Portada Puerto Rico en el mundo
La noche que Zuleyka Rivera se coronó quinta Miss Universe, se encontró el cuerpo quemado de una mujer en el baúl de un automóvil abandonado en un barrio de Carolina. En un principio, los detectives pensaron que se trataba de una mujer reportada secuestrada en tempranas horas de la mañana. “Te vienes conmigo o mato a ese carbón que está a tu lado” sentenció el hombre al descubrir a su “compañera sentimental” hablando con un amigo. Más tarde la policía informaría que el cuerpo quemado no era el de la secuestrada, sana y salva en “su hogar”.
En el noticiero de la noche, el implacable y voraz lente captó el esplendor del tecno-cuerpo de la belleza universal. También se regodeó por el otro cuerpo reducido a cenizas, todavía sin identificar, y nos convirtió en testigos de la resurrección del cuerpo secuestrado, una mujer obesa a sus veinte y tantos años. Inspirados por el triunfo de Zuleyka, muy pocos puertorriqueños ponderarían la vida —o no vida— de las otras dos mujeres, residuos molestosos de una sociedad que valora “lo bello” y vive obsesionada con la seguridad personal. ¿Qué suerte sino el olvido, le podría deparar la vida a quienes no pueden convertirse en personas exitosas?

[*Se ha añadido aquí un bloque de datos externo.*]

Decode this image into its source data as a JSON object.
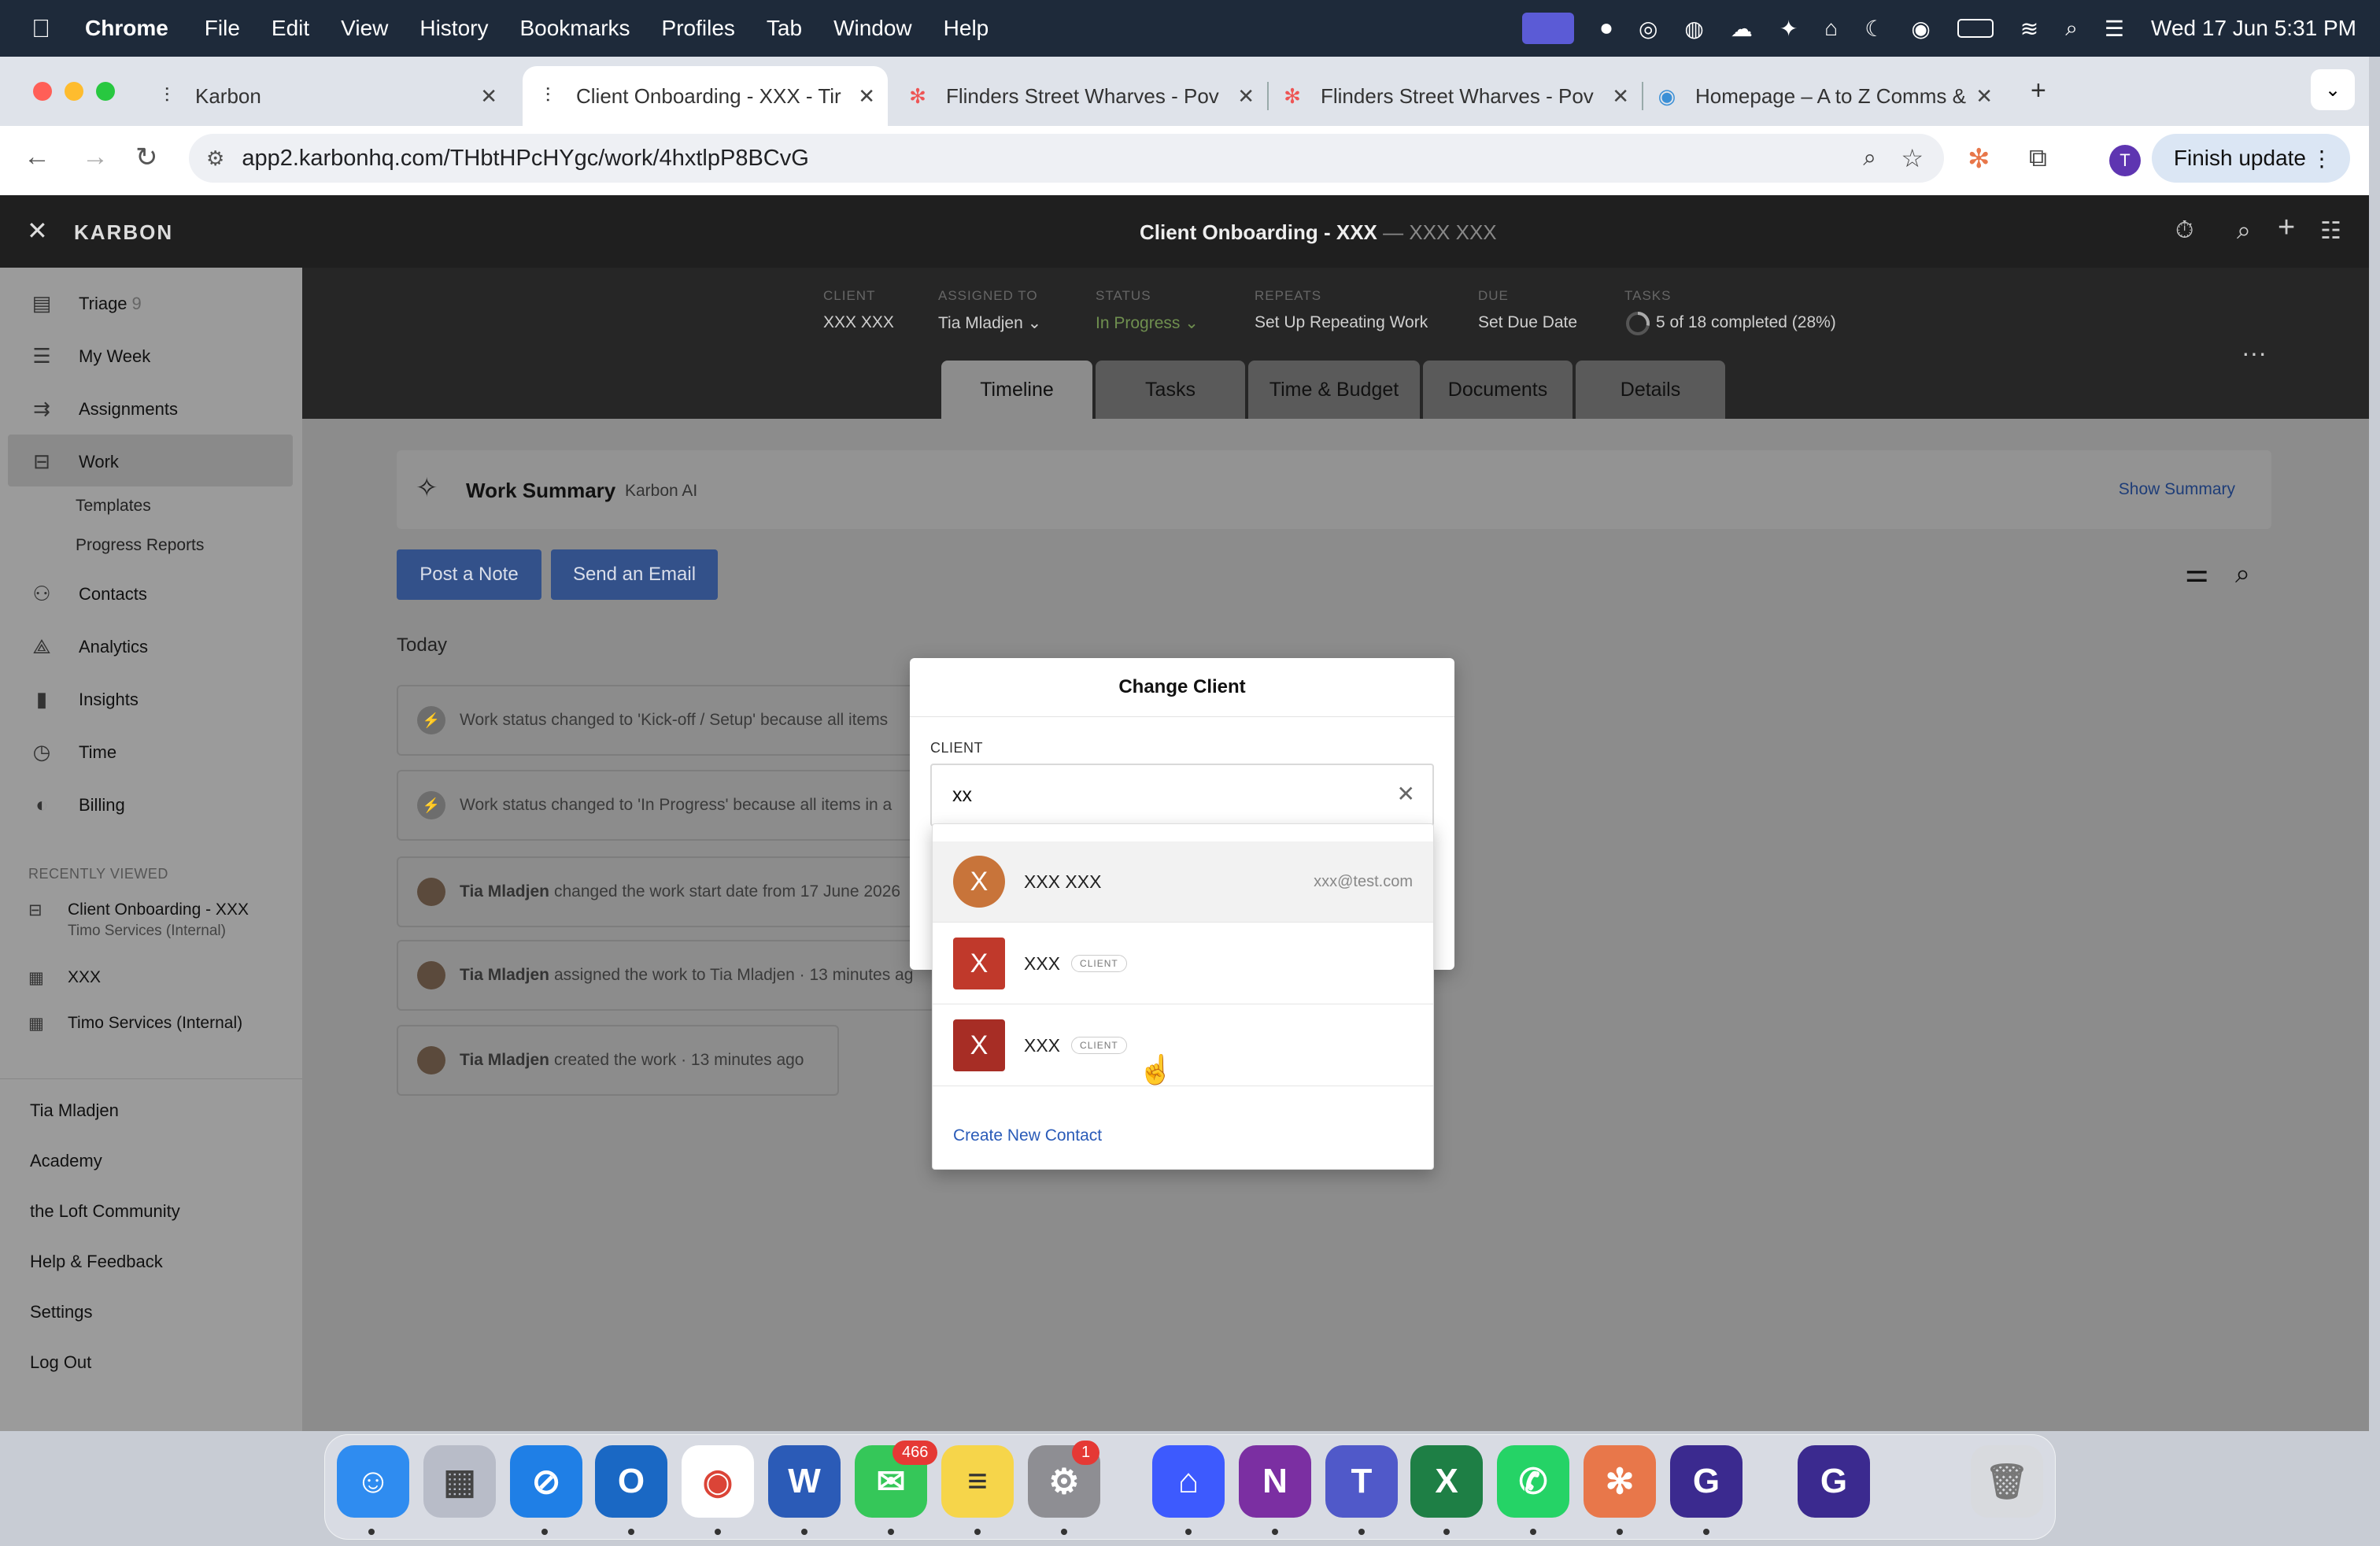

En el mundo contemporáneo, el individuo debe asumir la liquidez de las instituciones que antes aseguraban su bienestar personal y su pertenencia en una colectividad. Contrario a la sociedad moderna e industrial, centrada en el trabajo y la vida en comunidad, la sobremodernidad se erige sobre el inmenso poder que tienen las tecnologías digitales y la biotecnología en la producción de cuerpos y subjetividades light. La persona debe hacerse responsable de su propia suerte en un medio que lo reclama en su función de consumidor. Un consumidor que fácilmente pasa a ser producto en venta. Según Paula Sibilia, en la sociedad contemporánea “se observa cierto desplazamiento de las referencias: los sujetos se definen menos en función del Estado nacional como territorio geopolítico en el cual nacieron o residen, y más en virtud de sus relaciones con las corporaciones del mercado global, tanto aquellas cuyos productos y servicios cada uno consume, como aquellas a las cuales uno vende sus propios servicios”. (2005:35)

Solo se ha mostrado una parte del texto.